The economic system and the modern currency were introduced to the Ngalum people after the Catholic mission entered their territories in 1956.

=== Marriage ===
In traditional marriage, the process begins with a proposal. The proposal can be made either through a direct request by the parents, a request from the man’s family, or using a figurative question, "Mena puka yepki nek ne nere," which means "That young basket is beautiful, will you give it to me?" The basket (noken) symbolizes women because women always carry it when working or traveling. If the proposal is accepted, the man’s side will gather a dowry to be paid to the woman’s side. In the past, items that could be accepted as dowry were dog teeth (anon ningil), stone axes (takol papi), pigs (kang), baskets (noken), and shell money (siwol wan). The dowry payment continues when a child is born. This dowry is called tena sibi and must be given every time a child is born. Couples who wish to marry without parental coercion may also elope (namal). The process involves men dancing, with women watching and choosing the dancer they like, then following him home after the dance is over. Namal is commonly done during dances such as oksang, yimne, bar, and jambir.

=== Medicine ===
The Ngalum people use natural materials for medicinal purposes. Materials that are utilized for medicine are yamen leaves, West Indian wood nettle, and red fruits. These medicines have various functions, such as aiding the birth process, treating fever, alleviating discomfort, and also enhancing body immunity and fertility.

=== Pig as a status symbol ===
In the Papua region, the pig is commonly known as a status symbol. The more pigs a person or a village owns, the higher their status. The slaughtering and serving of pigs are commonly done during traditional ceremonies. Pigs are also one of the dowries.
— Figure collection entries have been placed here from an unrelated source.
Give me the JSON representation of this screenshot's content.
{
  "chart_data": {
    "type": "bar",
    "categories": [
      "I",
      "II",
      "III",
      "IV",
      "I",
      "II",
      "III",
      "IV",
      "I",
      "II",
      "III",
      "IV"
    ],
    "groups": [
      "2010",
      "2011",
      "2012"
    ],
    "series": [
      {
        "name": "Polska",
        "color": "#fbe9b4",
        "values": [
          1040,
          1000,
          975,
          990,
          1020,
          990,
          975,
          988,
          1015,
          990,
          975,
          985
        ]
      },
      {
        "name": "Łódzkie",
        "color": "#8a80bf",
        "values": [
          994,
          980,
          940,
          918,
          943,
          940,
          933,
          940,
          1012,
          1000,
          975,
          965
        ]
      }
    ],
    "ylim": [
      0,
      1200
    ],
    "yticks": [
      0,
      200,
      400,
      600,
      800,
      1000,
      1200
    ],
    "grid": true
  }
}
In Oksibil, the price of a live pig ranges from Rp10 to 40 million per head, with the price per kilogram around Rp100,000.

=== Death and burial ===
Ngalum's death ceremonies are differentiated for ngolki and common people. A ngolki who passed away was placed inside the bokam iwol building, which could only be entered by certain individuals. The bokam iwol could not be entered by women or young people who have not undergone initiation. After the mourning period, a pig feast was held, and the family and community provided it. One pig’s head was then placed in the body, along with the taro. The pig's head was placed on the right side of the body, and the taro was on the left side. The entire community present at the ceremony formed a procession to the burial site. Along the way, they mourned and sang the death songs. The day after the burial, taro seedlings were planted in the family’s garden. The planting was done by a family member, usually an older brother or the eldest son.

The burial for ordinary people did not involve placing a pig's head and taro beside the body. The mourning was expressed by shaving or taking a few strands of hair from the deceased, which were then kept in a special place. The mourning period lasts for three days after the burial.

In the past, Ngalum people disposed of a body by wrapping markon leaves, then covering it with woven tree bark, and tying it with rattan cords. After some time, the body decayed so it only left the skeleton of the deceased lying on the floor of a cave. The use of wooden coffins commenced when missionaries entered the region around 1956 and has continued to the present day.